2. query.lower(): Converts the user query to lowercase for case-insensitive matching.
3. best_match, best_score, best_answer: Variables to store the closest match, its similarity score, and the corresponding answer.
4. for doc_name, qa_dict in knowledge_base.items(): Loops through the documents and their Q&A dictionaries.
5. score = fuzz.partial_ratio(query, question.lower()): Uses fuzzy matching to compare the user query with each question in the knowledge base.
6. if score > best_score: Updates the best_score and stores the matching question and answer if the current match has the highest score.
7. if best_score >= threshold: If the similarity score is above the threshold (70 by default), it returns the matched question, answer, and the document source.

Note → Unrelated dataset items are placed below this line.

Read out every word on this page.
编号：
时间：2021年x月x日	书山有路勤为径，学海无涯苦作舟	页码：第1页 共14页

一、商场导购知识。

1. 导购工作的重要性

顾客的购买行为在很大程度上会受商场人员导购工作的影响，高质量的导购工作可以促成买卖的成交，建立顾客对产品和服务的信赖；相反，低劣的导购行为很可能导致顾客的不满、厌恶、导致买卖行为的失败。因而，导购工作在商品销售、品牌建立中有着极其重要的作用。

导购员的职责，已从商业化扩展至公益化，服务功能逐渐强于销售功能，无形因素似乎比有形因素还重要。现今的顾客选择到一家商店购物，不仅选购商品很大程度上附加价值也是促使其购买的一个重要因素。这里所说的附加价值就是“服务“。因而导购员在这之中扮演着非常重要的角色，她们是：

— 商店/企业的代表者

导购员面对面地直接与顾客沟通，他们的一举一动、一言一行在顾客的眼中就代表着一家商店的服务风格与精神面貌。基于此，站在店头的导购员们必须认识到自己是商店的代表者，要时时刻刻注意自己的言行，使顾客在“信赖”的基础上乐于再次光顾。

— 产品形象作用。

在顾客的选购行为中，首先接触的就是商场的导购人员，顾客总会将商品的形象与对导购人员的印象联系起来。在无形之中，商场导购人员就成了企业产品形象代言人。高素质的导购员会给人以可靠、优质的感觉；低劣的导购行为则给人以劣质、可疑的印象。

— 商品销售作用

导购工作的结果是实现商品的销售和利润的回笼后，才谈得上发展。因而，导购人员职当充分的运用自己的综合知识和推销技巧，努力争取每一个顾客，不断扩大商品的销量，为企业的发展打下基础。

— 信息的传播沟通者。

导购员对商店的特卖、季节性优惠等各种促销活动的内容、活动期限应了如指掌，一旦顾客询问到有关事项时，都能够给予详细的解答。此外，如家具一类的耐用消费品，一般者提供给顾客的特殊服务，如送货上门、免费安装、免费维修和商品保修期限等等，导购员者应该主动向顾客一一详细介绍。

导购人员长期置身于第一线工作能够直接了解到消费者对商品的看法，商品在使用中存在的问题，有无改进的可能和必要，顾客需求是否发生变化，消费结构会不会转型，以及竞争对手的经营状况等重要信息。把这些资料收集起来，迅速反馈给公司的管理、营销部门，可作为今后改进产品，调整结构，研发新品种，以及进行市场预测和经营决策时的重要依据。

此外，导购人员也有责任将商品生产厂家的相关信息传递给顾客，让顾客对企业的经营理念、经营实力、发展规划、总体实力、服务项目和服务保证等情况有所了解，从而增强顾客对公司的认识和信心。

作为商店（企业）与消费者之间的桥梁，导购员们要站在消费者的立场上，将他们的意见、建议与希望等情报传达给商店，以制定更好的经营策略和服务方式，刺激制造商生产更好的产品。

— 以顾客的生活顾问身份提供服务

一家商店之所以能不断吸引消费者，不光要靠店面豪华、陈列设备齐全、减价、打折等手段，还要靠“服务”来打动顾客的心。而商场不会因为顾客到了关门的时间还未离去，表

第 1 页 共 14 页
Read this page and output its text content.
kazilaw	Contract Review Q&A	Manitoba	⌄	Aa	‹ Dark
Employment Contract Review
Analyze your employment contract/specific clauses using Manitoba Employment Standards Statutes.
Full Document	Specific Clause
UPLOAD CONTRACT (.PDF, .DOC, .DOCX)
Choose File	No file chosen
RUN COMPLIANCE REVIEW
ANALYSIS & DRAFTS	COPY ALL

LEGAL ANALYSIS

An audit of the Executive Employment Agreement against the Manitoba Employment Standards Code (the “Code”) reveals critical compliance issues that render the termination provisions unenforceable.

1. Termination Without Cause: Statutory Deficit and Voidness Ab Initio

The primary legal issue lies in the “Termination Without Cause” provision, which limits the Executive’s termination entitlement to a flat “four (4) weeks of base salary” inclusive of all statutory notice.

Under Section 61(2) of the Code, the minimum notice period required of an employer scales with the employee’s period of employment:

8. else: If no match is found, the chatbot returns a fallback message saying it couldn't find an answer.

**Step 5: Chatbot Response and Running the Chatbot**

1. chatbot_response: This function processes the user query and retrieves the response from the knowledge base.
2. find_answer_in_docs(query, knowledge_base): Calls the previously defined function to find an answer to the user's query.
3. return f"{answer}\n": Returns the answer, if found, or a default message.
4. run_chatbot: Starts the chatbot interaction in a loop.
query = input("You: "): Accepts user input as a query.
5. if query.lower() == "exit": Ends the loop if the user types "exit".
response = chatbot_response(query): Calls the chatbot to get a response based on the user query.
6. print(f"Bot: {response}"): Outputs the chatbot's response.